US hospitals pass 78% of the costs of all adverse events and 70% of the costs of negligent injuries to other payers, says a report by Harvard researchers. Their report, published in the Journal of Empirical Legal Studies (2007;4:835-60), says that these other payers include the Medicare insurance plan for elderly people, health insurance companies, disability insurance programmes, and injured patients and their families.
Medical errors cost $17bn (£8.6bn; €10.7bn) to $29bn a year in the United States, estimates the Institute of Medicine. Advocates for patients’ safety have tried to persuade hospitals that the cost of malpractice lawsuits and adverse events are a “business case” for improving safety, the authors of the report write. However, the study found that hospitals shift most of the costs of injury to other parties and therefore have little economic incentive to improve patient safety.
The study was funded by the non-profit Commonwealth Fund, which promotes improvements in the US healthcare system.
The report’s lead author, Michelle Mello, a professor at the Harvard School of Public Health, said that the authors used previously collected data on the costs of 465 injuries, including 127 negligent injuries, at 24 teaching and non-teaching hospitals in Utah and Colorado in 1992.
The authors used a cost model that included economic and non-economic losses. These included longer hospital stays or days spent in intensive care, outpatient visits, prescription drugs, medical equipment and supplies, home health care, physical therapy and rehabilitation, and nursing home care. They also included disability payments, burial costs, and lost wages, fringe benefits, and household production.
Only 2-3% of patients who are injured by negligence go on to file malpractice claims, the researchers found, and only about half of these recover compensation through lawsuits.
Injuries from operations were the most common type among the 465 injuries found, then drug errors, medical procedure errors, incorrect or delayed diagnosis or treatment, postpartum and neonatal errors, anaesthesia errors, and others.
The total societal cost of all 465 injuries was about $439m, including $270m for the 127 negligent injuries.

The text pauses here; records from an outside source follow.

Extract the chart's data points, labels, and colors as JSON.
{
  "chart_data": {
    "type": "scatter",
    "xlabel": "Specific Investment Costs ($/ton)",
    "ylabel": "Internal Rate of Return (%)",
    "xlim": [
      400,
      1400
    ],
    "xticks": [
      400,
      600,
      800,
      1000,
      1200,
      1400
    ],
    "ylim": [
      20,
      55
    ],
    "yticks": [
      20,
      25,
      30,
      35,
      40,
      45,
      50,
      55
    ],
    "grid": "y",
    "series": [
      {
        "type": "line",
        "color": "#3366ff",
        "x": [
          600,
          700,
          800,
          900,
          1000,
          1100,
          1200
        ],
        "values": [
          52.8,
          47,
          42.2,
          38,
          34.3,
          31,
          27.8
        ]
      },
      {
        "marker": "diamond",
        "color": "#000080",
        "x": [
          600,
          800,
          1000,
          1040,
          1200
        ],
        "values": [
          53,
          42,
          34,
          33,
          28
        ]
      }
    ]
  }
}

The average cost per injury was $58 766 for all adverse events but was $113 280 for negligent injuries, the authors said. The higher cost of negligent injuries was due to non-economic losses.
The study found that each adverse event cost the hospital an average of $2013, and each negligent injury cost an average of $1246. The remainder of the costs was passed on to insurers, patients, and their families.
The biggest reason for hospitals’ ability to pass on costs was “the very low percentage of injuries that are compensated through the tort liability system,” the authors wrote. They argue that the way to revitalise the “business case” for patient safety is for insurers to direct patients to hospitals with a good safety record, for insurers to refuse to pay costs arising from medical errors, and for “health courts” to be established where cases would be adjudicated by administrative law judges who specialise in medical injury claims.
Such courts would be more efficient than the current medical liability system and would expand the group of patients liable for injury compensation, the authors say.